Il rappelle les combats qui opposèrent pendant deux jours les deux brigades de la « division bleue » des Troupes de la Marine du Général Vassoigne aux soldats Bavarois commandés par le Général Von der Thann.
La bataille débuta véritablement le 31 Aout, vers midi, lorsque la 2ème brigade du Général Martin des Paillières reçut l'ordre de reprendre le village de Bazeilles, qui venait de tomber aux mains de l'ennemi.
Après une journée de combat acharnés et grâce au soutien de la Brigade du Général Reboul, arrivée en renfort vers 16 heures, le village fut complètement repris a la tombée de la nuit.
Mais le 1er Septembre à l'aube, les soldats du Général Von der Thann attaquent à nouveau Bazeilles.
Malgre les nombreux assauts qui permirent de repousser à plusieurs reprises l'ennemi, la division de Marine, submergée par le nombre et la puissance de feu de l'ennemi, fut contrainte, en fin de matinée, à la retraite vers Sedan.
C'est à ce moment qu eu lieu l'épisode de la maison de la Dernière cartouche.
Dans un village incendié, détruits par les obus tirés depuis la veille, une trentaine d'officier, sous-offciers et soldats de l'infanterie de Marine se réfugièrent, aux cotés du Commandant Lambert, dans la Maison Bourgerie.
(Modeste auberge à deux étages et dernière demeure du village de Bazeilles sur la route de Sedan.) et menèrent pendant plus de 4 heures, une résistance acharnée contre les Bavarois.
Finalement encerclés, et en manque de munitions, le Capitaine Aubert tira, en milieu d'après midi la dernière cartouche de la fenêtre de la grande chambre du 1er étage.
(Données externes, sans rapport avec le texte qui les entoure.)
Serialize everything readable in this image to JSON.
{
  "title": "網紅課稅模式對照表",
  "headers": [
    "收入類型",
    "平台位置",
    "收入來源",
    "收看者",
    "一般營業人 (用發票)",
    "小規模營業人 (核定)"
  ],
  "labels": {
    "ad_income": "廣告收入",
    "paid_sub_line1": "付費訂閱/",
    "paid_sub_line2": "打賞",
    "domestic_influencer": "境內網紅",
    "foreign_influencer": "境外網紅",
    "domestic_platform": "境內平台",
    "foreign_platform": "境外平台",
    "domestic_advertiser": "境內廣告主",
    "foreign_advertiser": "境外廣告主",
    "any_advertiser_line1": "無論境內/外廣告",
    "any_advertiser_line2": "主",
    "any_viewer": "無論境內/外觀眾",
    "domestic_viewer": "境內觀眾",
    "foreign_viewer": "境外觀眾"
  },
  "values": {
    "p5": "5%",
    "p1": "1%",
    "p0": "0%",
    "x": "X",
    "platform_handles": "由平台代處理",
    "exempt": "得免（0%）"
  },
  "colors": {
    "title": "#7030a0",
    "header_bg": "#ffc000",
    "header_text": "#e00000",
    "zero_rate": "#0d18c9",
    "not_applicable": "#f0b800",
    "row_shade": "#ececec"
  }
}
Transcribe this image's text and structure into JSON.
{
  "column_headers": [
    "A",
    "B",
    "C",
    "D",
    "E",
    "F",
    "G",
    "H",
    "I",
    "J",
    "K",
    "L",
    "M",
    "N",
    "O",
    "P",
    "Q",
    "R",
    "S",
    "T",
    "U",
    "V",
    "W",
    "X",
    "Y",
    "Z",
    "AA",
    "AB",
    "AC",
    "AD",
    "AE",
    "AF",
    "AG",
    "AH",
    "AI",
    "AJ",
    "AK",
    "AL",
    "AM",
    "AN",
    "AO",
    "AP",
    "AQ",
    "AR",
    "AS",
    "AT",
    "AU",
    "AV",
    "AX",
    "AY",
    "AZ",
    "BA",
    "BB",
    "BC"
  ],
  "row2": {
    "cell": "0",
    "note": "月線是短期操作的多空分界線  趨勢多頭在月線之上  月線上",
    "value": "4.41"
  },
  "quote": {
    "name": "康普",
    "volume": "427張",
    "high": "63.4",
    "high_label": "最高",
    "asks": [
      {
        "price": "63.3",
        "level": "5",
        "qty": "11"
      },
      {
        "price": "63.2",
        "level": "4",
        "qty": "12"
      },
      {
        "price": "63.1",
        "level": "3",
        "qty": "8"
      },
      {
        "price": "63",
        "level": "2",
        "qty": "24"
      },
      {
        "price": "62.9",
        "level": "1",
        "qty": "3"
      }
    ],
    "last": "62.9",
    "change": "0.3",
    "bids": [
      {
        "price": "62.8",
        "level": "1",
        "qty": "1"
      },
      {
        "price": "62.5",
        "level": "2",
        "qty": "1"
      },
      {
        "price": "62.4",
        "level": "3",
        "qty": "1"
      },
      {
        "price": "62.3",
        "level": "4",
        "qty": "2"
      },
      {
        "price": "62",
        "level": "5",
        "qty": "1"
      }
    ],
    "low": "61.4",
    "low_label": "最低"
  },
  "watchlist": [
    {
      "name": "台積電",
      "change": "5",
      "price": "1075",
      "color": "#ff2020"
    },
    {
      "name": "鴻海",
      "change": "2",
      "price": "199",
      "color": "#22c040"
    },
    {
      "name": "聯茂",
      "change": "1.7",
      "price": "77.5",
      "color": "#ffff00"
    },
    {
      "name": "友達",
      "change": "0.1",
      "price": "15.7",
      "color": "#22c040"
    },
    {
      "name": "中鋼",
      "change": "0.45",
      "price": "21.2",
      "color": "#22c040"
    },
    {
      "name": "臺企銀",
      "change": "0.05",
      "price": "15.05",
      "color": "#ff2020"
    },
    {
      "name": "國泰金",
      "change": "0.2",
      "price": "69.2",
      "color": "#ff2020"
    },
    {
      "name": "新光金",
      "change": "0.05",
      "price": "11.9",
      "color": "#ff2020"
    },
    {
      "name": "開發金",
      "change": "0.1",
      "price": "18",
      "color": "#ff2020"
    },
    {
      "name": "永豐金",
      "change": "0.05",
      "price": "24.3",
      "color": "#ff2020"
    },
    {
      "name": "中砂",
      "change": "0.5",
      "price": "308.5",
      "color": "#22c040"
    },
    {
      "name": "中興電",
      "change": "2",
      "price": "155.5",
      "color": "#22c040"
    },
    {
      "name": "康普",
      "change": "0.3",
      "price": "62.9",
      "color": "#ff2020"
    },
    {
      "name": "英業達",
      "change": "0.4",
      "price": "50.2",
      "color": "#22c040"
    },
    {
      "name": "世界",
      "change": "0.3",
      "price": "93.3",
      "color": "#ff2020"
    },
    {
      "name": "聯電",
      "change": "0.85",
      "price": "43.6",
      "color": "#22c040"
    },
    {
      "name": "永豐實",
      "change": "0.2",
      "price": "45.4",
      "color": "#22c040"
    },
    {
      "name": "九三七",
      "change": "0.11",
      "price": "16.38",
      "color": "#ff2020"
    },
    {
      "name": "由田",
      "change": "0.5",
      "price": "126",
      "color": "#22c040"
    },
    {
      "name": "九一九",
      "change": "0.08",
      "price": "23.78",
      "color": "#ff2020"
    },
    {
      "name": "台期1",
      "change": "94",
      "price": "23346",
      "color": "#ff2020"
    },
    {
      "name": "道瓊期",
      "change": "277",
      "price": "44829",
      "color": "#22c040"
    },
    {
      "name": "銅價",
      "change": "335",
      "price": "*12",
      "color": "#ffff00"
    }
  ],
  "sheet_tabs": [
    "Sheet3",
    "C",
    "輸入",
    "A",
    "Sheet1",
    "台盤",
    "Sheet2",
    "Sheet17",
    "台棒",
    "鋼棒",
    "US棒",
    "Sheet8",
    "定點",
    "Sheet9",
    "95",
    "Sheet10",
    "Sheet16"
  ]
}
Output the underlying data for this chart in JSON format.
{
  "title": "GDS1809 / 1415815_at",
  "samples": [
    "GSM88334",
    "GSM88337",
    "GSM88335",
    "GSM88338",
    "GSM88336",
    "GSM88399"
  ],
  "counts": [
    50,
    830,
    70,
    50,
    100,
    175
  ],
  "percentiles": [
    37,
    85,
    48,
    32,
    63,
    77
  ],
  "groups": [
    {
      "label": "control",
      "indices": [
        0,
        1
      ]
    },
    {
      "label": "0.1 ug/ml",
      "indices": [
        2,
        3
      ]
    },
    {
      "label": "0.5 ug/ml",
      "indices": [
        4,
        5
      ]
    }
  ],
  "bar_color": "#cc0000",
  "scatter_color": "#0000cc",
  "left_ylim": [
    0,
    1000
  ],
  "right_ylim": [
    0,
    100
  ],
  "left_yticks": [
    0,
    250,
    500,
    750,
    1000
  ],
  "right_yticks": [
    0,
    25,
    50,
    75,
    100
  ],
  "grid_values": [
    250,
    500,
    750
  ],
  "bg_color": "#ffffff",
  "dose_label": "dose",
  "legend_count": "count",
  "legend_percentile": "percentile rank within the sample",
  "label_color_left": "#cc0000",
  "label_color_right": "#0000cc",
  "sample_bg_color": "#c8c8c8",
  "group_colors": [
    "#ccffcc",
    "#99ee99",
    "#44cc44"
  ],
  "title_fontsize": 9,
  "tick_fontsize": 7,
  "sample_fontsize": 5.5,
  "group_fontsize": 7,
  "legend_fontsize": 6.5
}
Un mouchoir blanc , mis au bout d'un fusil annonça ensuite la reddition des marsouins et le commandant Lambert, blessé au pied, sortit le premier de la maison.
La division de Marine a perdue, durant toutes ces heures de batailles, 2 655 hommes dont 100 Officiers et 213 sous Officiers.
Les soldats Bavarois en perdirent plus du double. Ils se livrèrent dès le lendemain des affrontements à d'atroces représailles contre la population de Bazeilles, donc une partie avait pris part aux cotés des Troupes de Marine.
Le village fut incendié, certains habitants fusiliés, brûlés vifs, ou arrêtés puis déportés.
On dénombra plus d'une quarantaine de victimes civiles dans le village.
150 autres devaient mourir aux cours des six mois suivants aux faits des sévices endurés.
Cette résistance héroïque valut à la ville de Bazeilles d'être décorée de la Légion D'Honneur en 1900.
Un insigne que l on retrouve encore sur les armes de la ville ainsi que l'encre de Marine et la maison en flamme.